Но еще больше, чем его, я ненавижу турмалонскую знать. Только это и спасает обожаемого вами Атамурлана. И хотя эта ненависть распространяется на весьма близких вам людей, вы вряд ли можете хотя бы представить ее причины. После того низкого поступка Атамурлана я любила только раз. И это помогло мне справиться с черной пропастью в моей душе. Это спасло вашего горе-императора от моей жажды мести. Ведь женщина в гневе – существо опасное и бьет всегда в самое слабое место. В этом уж мы мастера, поверьте. Только вот благодаря интригам вашего дядюшки меня лишили и этой любви. Вырвали из сердца, будто просто прихлопнули муху. Я даже не увидела труп любимого, да и не вынесла бы этого, наверное. Если бы в тот момент у меня была атомная бомба – я бы скинула ее на этот проклятый Турмалон. Полагаю, о земном оружии Дмитрий вам тоже поведал…
Я стояла сбоку от Амироша, все сильнее прижимая лезвие к его горлу.
– Я вас всех ненавижу. Как женщина, как каганетта, как землянка. Ненавижу за то, как вы разбрасываетесь жизнями людей, какого высокого о себе мнения, в то время как на деле остаетесь не более чем похотливыми, жалкими животными.
По моим щекам текли горячие слезы. Вся обида, боль и гнев, много лет копившиеся в душе, разом вырвались на волю, оставив после себя лишь зияющую пустоту. Я судорожно вдохнула, стремясь унять бьющую меня дрожь.
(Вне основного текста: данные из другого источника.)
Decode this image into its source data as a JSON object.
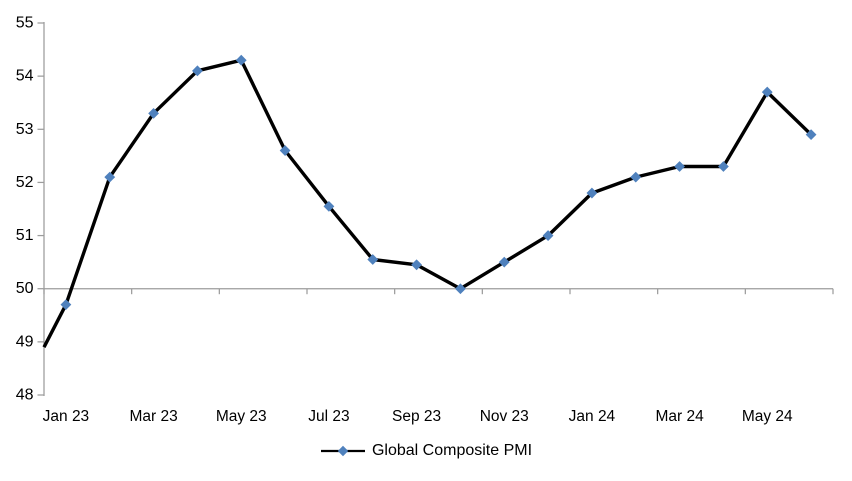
{
  "chart_data": {
    "type": "line",
    "title": "",
    "xlabel": "",
    "ylabel": "",
    "categories": [
      "Jan 23",
      "Feb 23",
      "Mar 23",
      "Apr 23",
      "May 23",
      "Jun 23",
      "Jul 23",
      "Aug 23",
      "Sep 23",
      "Oct 23",
      "Nov 23",
      "Dec 23",
      "Jan 24",
      "Feb 24",
      "Mar 24",
      "Apr 24",
      "May 24",
      "Jun 24"
    ],
    "series": [
      {
        "name": "Global Composite PMI",
        "values": [
          49.7,
          52.1,
          53.3,
          54.1,
          54.3,
          52.6,
          51.55,
          50.55,
          50.45,
          50.0,
          50.5,
          51.0,
          51.8,
          52.1,
          52.3,
          52.3,
          53.7,
          52.9
        ],
        "line_color": "#000000",
        "marker": "diamond",
        "marker_color": "#4F81BD"
      }
    ],
    "leading_edge_point": {
      "value_at_left_edge": 48.9,
      "note": "series line enters the plot from the left edge (y-axis) without a marker, before the Jan 23 point"
    },
    "x_tick_labels": [
      "Jan 23",
      "Mar 23",
      "May 23",
      "Jul 23",
      "Sep 23",
      "Nov 23",
      "Jan 24",
      "Mar 24",
      "May 24"
    ],
    "y_tick_labels": [
      "48",
      "49",
      "50",
      "51",
      "52",
      "53",
      "54",
      "55"
    ],
    "ylim": [
      48,
      55
    ],
    "x_axis_position": 50,
    "grid": "off",
    "legend": {
      "position": "bottom",
      "label": "Global Composite PMI"
    },
    "axis_color": "#9C9C9C",
    "text_color": "#000000"
  }
}
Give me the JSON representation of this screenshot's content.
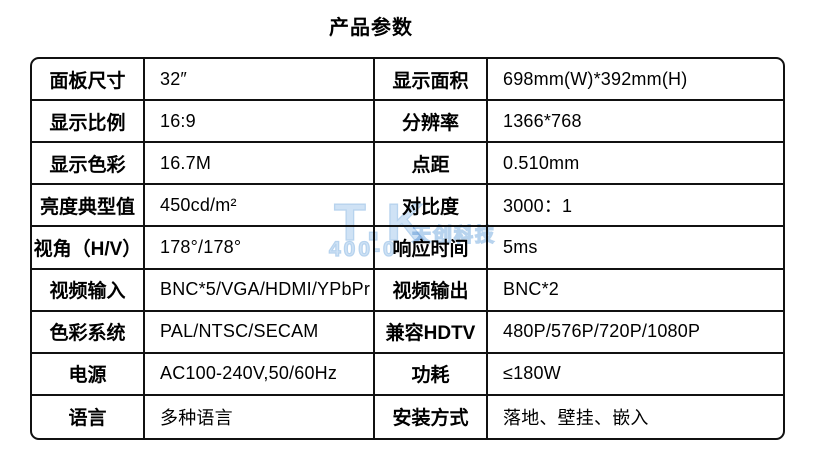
{
  "title": "产品参数",
  "watermark": {
    "logo": "T.K",
    "company": "天创科技",
    "phone": "400-0",
    "color": "#b7d3ee"
  },
  "table": {
    "rows": [
      {
        "label1": "面板尺寸",
        "value1": "32″",
        "label2": "显示面积",
        "value2": "698mm(W)*392mm(H)"
      },
      {
        "label1": "显示比例",
        "value1": "16:9",
        "label2": "分辨率",
        "value2": "1366*768"
      },
      {
        "label1": "显示色彩",
        "value1": "16.7M",
        "label2": "点距",
        "value2": "0.510mm"
      },
      {
        "label1": "亮度典型值",
        "value1": "450cd/m²",
        "label2": "对比度",
        "value2": "3000：1"
      },
      {
        "label1": "视角（H/V）",
        "value1": "178°/178°",
        "label2": "响应时间",
        "value2": "5ms"
      },
      {
        "label1": "视频输入",
        "value1": "BNC*5/VGA/HDMI/YPbPr",
        "label2": "视频输出",
        "value2": "BNC*2"
      },
      {
        "label1": "色彩系统",
        "value1": "PAL/NTSC/SECAM",
        "label2": "兼容HDTV",
        "value2": "480P/576P/720P/1080P"
      },
      {
        "label1": "电源",
        "value1": "AC100-240V,50/60Hz",
        "label2": "功耗",
        "value2": "≤180W"
      },
      {
        "label1": "语言",
        "value1": "多种语言",
        "label2": "安装方式",
        "value2": "落地、壁挂、嵌入"
      }
    ]
  }
}
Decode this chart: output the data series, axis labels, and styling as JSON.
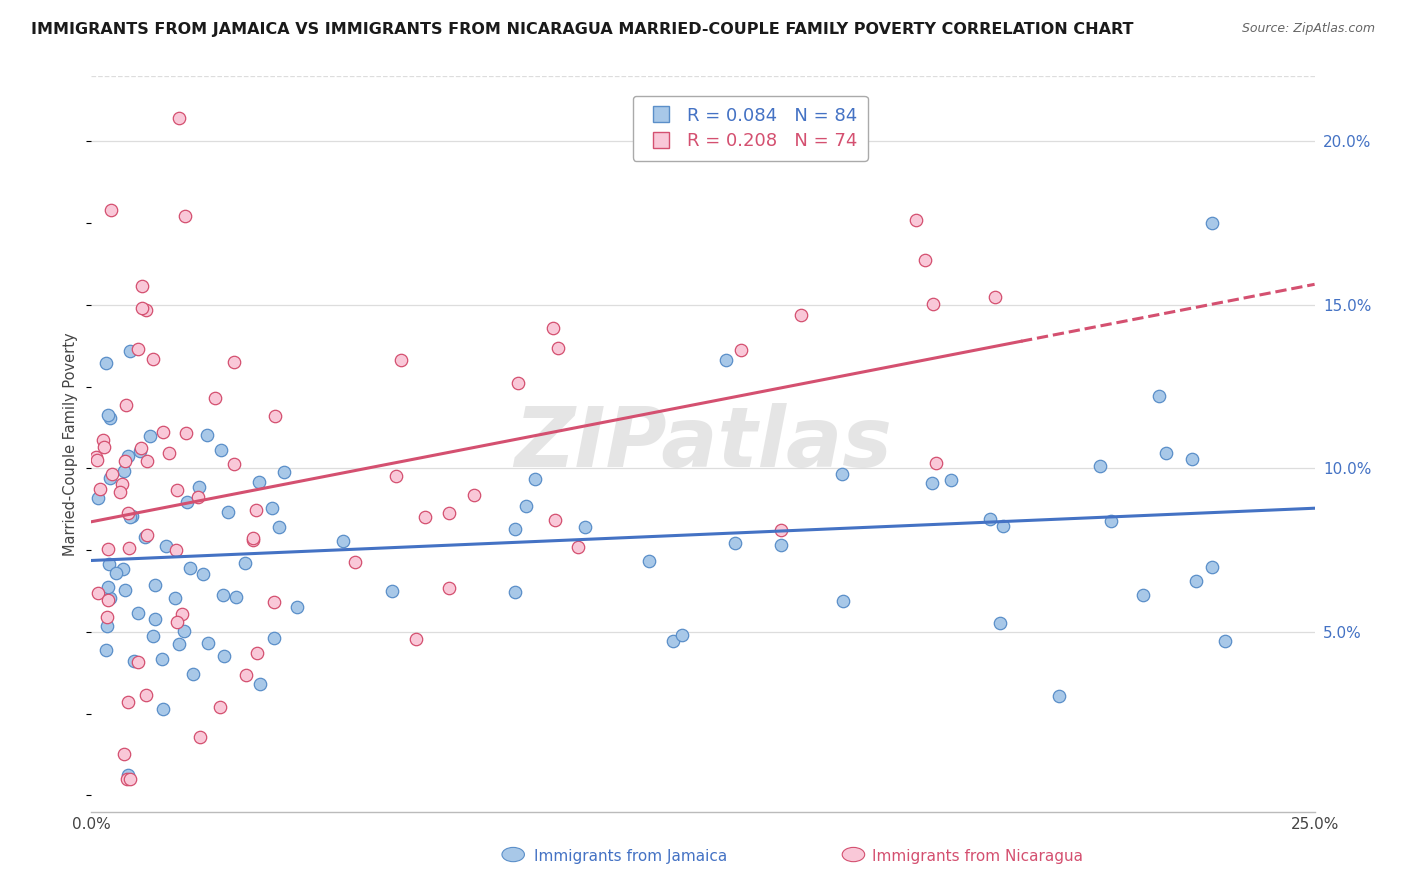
{
  "title": "IMMIGRANTS FROM JAMAICA VS IMMIGRANTS FROM NICARAGUA MARRIED-COUPLE FAMILY POVERTY CORRELATION CHART",
  "source": "Source: ZipAtlas.com",
  "ylabel": "Married-Couple Family Poverty",
  "series": [
    {
      "label": "Immigrants from Jamaica",
      "R": 0.084,
      "N": 84,
      "color": "#a8c8e8",
      "line_color": "#4472c4",
      "edge_color": "#5b8fc9"
    },
    {
      "label": "Immigrants from Nicaragua",
      "R": 0.208,
      "N": 74,
      "color": "#f9c8d8",
      "line_color": "#d45070",
      "edge_color": "#d45070"
    }
  ],
  "xlim": [
    0.0,
    0.25
  ],
  "ylim": [
    -0.005,
    0.22
  ],
  "yticks": [
    0.05,
    0.1,
    0.15,
    0.2
  ],
  "ytick_labels": [
    "5.0%",
    "10.0%",
    "15.0%",
    "20.0%"
  ],
  "grid_color": "#dddddd",
  "background_color": "#ffffff",
  "watermark": "ZIPatlas",
  "title_fontsize": 11.5,
  "marker_size": 80,
  "legend_R1": "R = 0.084",
  "legend_N1": "N = 84",
  "legend_R2": "R = 0.208",
  "legend_N2": "N = 74",
  "legend_color1": "#4472c4",
  "legend_color2": "#d45070"
}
– Я не знал обо всем этом, каганетта, – тихо произнес Амирош, стараясь не шевелиться. – Понятия не имел. Пожалуйста, успокойтесь. У меня ведь тоже есть семья. Если бы кто-то такое сотворил с моими сестрами, я бы с него кожу заживо содрал…
Эти слова заставили меня осознать нелепость своих действий. Амирош вовсе не крайний, он не виноват, что в моей жизни произошли все эти события.
Я бросила кинжал и отступила. Налила себе воды, выпила, подошла к окну.
Амирош какое-то время сидел, потирая рукой горло. Он был бледен, но, надо признать, держался со всем мужеством.
Я тяжело дышала, шмыгая носом и царапая ногтями подоконник.
– Я не знал… – раздался за спиной его голос.
Он тоже налил себе воды.
– Простите меня, каганетта. Если бы я ведал, что у вас на сердце, что с вами произошло за все это время – я бы ни за что не стал врываться в вашу жизнь и делать какие-либо предложения.